The project CPD training programme has also paid attention to the community health workers (CHWs) linked to health centres and dispensaries, who are intended by the Ministry of Health to form a bridge between the community and health workers. There is supposed to be 1 CHW per 100 households, and they are intended to be supervised by nominated health workers from level 2 and 3 (henceforward known as community health education workers (CHEWs). CHWs were formerly volunteers, but now the government is encouraging their remuneration by the community.
Our CPD training programme on mental health for primary care staff included a module on how to deliver brief mental health training to their CHWs as part of their normal regular weekly education sessions for CHWs attached to their clinics. The roll out of this has recently received a major boost by the Ministry of Public Health and Sanitation which has introduced a funded programme for districts to train the CHWs and expand their role. Many of those district staff engaged in training CHWs have attended our mental health CPD programme and are therefore incorporating those materials into the CHW training.
Policy linkages were established with other relevant ministries including the government departments responsible for police, prisons, schools, child protection, and social welfare. All have major interests in contributing to mental health policy, and have all participated in the stakeholder policy development workshops. They are each represented on the Kenya Board of Mental Health. Dedicated training courses on mental health have been run for prison nurses, and a number of prison nurses have also attended the primary care training courses.

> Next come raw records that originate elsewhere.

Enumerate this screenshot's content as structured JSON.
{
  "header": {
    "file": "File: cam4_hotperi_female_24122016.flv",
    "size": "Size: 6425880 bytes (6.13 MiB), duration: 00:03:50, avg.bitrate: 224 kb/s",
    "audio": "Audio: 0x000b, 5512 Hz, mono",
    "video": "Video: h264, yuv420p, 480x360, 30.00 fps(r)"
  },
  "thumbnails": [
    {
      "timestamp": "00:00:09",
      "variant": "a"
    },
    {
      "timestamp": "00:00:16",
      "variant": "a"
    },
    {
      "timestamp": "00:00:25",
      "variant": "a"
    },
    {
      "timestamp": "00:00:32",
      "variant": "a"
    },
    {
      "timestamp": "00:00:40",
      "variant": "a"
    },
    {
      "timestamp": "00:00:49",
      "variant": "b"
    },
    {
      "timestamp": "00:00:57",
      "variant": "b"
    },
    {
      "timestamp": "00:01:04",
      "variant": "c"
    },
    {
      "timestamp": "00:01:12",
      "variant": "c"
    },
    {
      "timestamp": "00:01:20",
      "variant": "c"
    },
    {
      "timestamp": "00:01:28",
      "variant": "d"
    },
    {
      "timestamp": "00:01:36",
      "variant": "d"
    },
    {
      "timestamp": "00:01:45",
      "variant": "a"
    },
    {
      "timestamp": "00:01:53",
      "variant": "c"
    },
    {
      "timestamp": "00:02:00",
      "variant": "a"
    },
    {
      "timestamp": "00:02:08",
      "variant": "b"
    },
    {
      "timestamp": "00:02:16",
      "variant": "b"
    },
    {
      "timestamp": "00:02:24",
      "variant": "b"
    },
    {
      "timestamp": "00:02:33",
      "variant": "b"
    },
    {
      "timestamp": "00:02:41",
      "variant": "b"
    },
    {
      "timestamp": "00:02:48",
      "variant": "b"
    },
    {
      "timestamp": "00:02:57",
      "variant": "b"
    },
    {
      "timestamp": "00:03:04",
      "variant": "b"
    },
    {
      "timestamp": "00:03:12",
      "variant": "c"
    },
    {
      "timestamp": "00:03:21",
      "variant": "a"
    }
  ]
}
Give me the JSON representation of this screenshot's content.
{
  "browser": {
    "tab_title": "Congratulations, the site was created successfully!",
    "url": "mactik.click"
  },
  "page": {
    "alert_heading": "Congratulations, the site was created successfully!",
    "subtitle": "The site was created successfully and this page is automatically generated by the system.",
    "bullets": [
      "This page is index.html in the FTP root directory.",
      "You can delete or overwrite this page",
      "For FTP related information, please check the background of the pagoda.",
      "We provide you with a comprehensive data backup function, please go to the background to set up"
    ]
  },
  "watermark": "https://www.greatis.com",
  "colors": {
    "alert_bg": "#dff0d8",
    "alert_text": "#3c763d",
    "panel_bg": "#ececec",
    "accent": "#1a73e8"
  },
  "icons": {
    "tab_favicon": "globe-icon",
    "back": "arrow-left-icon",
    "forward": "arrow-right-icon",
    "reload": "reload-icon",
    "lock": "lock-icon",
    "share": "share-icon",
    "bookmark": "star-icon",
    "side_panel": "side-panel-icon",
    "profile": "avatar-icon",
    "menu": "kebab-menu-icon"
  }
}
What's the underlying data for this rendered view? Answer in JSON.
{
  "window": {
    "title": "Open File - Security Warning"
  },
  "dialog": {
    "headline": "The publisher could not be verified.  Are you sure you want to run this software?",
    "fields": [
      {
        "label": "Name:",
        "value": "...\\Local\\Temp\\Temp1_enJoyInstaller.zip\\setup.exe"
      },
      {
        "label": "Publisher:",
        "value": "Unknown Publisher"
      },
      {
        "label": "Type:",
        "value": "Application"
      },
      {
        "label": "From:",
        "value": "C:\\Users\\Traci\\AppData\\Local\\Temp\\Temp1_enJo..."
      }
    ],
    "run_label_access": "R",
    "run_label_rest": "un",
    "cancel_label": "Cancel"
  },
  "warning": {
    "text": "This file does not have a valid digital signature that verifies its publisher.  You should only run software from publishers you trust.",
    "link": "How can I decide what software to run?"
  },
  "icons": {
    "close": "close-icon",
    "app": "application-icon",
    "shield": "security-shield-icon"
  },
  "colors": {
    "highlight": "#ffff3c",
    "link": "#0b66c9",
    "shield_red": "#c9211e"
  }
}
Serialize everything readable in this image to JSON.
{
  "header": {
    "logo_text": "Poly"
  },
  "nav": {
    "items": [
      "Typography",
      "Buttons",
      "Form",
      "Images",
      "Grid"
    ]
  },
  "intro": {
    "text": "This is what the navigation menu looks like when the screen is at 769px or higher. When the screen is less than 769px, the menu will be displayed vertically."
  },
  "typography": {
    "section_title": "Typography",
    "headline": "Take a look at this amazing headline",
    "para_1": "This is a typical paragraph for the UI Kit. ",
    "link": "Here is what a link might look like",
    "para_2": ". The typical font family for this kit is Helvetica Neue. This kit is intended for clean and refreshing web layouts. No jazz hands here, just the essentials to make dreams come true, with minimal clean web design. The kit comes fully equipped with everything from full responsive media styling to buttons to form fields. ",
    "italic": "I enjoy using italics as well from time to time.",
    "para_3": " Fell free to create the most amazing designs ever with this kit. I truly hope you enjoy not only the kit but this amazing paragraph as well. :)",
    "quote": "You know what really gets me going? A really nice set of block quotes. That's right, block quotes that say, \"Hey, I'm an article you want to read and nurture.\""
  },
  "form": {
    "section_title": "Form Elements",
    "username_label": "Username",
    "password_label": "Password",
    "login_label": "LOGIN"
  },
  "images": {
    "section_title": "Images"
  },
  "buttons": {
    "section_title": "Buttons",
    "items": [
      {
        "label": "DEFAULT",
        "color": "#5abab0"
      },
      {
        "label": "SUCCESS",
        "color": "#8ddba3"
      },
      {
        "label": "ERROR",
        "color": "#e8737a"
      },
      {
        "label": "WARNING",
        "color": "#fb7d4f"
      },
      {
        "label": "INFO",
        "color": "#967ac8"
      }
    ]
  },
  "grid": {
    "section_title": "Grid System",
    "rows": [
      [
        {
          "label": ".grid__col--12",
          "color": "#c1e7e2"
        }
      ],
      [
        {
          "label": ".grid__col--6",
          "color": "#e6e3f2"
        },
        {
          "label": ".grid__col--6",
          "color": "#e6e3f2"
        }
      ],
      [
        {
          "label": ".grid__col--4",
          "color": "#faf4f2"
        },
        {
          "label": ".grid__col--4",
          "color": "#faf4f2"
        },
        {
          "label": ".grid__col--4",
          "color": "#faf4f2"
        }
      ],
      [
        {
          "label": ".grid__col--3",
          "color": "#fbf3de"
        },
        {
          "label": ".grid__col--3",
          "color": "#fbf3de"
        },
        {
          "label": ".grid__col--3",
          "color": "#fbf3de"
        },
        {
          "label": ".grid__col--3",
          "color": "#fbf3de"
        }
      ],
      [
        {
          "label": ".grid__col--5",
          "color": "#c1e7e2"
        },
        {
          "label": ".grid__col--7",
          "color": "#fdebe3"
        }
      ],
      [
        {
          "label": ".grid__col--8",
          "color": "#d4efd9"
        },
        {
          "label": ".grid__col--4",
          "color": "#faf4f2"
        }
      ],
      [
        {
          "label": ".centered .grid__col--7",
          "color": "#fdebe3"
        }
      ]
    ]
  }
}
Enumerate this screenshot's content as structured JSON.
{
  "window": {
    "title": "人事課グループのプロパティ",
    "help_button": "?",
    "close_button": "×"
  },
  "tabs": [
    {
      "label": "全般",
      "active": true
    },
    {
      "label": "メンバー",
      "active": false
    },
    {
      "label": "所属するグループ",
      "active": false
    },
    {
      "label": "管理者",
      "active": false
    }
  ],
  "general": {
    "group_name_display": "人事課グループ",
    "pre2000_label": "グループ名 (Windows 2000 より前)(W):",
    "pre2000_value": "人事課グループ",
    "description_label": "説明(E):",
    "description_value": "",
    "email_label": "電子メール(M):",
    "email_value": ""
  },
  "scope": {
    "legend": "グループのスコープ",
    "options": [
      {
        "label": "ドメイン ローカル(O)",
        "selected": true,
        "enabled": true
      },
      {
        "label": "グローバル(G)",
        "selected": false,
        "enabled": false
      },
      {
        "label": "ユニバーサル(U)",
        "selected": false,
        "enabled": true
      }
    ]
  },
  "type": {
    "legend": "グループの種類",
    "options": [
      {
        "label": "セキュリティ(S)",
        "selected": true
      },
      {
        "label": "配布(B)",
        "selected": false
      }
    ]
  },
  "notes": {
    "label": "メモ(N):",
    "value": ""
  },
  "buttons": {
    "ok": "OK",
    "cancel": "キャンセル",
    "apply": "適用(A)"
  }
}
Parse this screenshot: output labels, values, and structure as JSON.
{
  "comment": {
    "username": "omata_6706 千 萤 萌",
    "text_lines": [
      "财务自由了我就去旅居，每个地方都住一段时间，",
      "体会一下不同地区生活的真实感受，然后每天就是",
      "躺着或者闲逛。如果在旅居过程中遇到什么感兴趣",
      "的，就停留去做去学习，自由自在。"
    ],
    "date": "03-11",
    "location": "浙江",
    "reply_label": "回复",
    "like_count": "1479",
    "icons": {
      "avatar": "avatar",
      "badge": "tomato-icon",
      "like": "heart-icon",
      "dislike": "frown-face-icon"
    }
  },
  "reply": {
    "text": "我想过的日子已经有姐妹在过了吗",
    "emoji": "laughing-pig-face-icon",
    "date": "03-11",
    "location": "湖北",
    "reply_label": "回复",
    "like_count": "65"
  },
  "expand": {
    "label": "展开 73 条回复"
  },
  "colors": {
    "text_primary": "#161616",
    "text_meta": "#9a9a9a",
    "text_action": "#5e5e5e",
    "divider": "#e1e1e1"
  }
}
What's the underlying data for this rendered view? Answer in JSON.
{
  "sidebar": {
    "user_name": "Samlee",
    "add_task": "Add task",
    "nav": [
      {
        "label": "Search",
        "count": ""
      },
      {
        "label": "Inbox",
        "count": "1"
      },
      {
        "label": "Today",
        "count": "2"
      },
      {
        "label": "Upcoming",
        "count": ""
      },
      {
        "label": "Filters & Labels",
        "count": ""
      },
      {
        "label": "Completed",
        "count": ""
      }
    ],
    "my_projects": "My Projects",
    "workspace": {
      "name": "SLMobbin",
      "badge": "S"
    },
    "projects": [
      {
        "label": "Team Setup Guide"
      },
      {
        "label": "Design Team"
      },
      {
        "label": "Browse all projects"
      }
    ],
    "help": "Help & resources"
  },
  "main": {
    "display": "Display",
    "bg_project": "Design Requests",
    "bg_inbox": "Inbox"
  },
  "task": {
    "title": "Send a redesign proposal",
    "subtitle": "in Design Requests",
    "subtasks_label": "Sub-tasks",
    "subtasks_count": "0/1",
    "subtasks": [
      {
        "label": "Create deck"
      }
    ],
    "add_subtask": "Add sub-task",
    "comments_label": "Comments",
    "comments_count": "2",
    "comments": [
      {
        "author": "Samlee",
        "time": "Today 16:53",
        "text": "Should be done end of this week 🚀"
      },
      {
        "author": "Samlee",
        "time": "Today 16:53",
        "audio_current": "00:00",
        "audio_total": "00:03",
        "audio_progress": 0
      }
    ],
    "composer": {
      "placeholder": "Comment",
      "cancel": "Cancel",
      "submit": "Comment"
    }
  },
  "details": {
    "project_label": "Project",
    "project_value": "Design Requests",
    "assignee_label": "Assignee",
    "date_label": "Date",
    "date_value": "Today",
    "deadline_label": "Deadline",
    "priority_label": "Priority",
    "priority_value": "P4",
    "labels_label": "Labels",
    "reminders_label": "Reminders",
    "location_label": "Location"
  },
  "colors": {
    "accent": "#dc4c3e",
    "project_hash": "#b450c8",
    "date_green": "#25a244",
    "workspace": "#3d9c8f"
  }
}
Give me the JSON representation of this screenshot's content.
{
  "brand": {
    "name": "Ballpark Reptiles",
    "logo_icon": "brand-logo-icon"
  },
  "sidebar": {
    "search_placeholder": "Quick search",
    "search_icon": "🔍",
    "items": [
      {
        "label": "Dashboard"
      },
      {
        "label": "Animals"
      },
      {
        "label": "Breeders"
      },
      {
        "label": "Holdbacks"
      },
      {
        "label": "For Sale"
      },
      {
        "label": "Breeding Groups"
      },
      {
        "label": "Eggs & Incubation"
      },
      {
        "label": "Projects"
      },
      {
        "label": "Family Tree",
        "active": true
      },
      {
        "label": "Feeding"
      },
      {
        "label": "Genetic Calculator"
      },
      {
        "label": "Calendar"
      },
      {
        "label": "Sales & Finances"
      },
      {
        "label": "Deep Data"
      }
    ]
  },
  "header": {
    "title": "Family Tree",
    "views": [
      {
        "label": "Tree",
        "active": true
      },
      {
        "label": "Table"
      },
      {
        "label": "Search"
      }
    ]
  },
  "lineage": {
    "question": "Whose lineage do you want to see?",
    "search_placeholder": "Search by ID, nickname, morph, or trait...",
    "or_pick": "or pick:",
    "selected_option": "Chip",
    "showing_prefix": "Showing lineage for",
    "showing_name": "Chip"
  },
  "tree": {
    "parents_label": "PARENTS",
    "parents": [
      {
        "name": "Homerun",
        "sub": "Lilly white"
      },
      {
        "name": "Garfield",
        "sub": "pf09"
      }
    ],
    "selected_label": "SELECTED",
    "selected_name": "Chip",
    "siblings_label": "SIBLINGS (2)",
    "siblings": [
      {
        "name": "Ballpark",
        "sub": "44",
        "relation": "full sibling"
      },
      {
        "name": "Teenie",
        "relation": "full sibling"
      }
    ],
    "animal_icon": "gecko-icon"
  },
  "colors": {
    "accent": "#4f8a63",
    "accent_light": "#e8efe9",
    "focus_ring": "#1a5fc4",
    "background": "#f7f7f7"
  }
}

Advocacy and public education
Kenya has participated in the celebration of World Mental Health day annually since inception in 1992. The national event is held on a rotational basis in each province and the minister for health presides over the national event. The national celebration is a culmination of a week long mental health activities carried out throughout the country at district levels. The minister gives a trophy and a certificate to the national winner of the national competition for the best mental health worker of the year. The climax is marked by the minister's speech which articulates the mental health issues contained in the theme for each year, accompanied by extensive media coverage. Mental health workers from different levels in the service also contribute to media programmes about mental health. They give lectures, symposia and workshops to create public awareness as well as orientation of different groups and cadres on mental health. Psychiatric hospitals and wards have open days.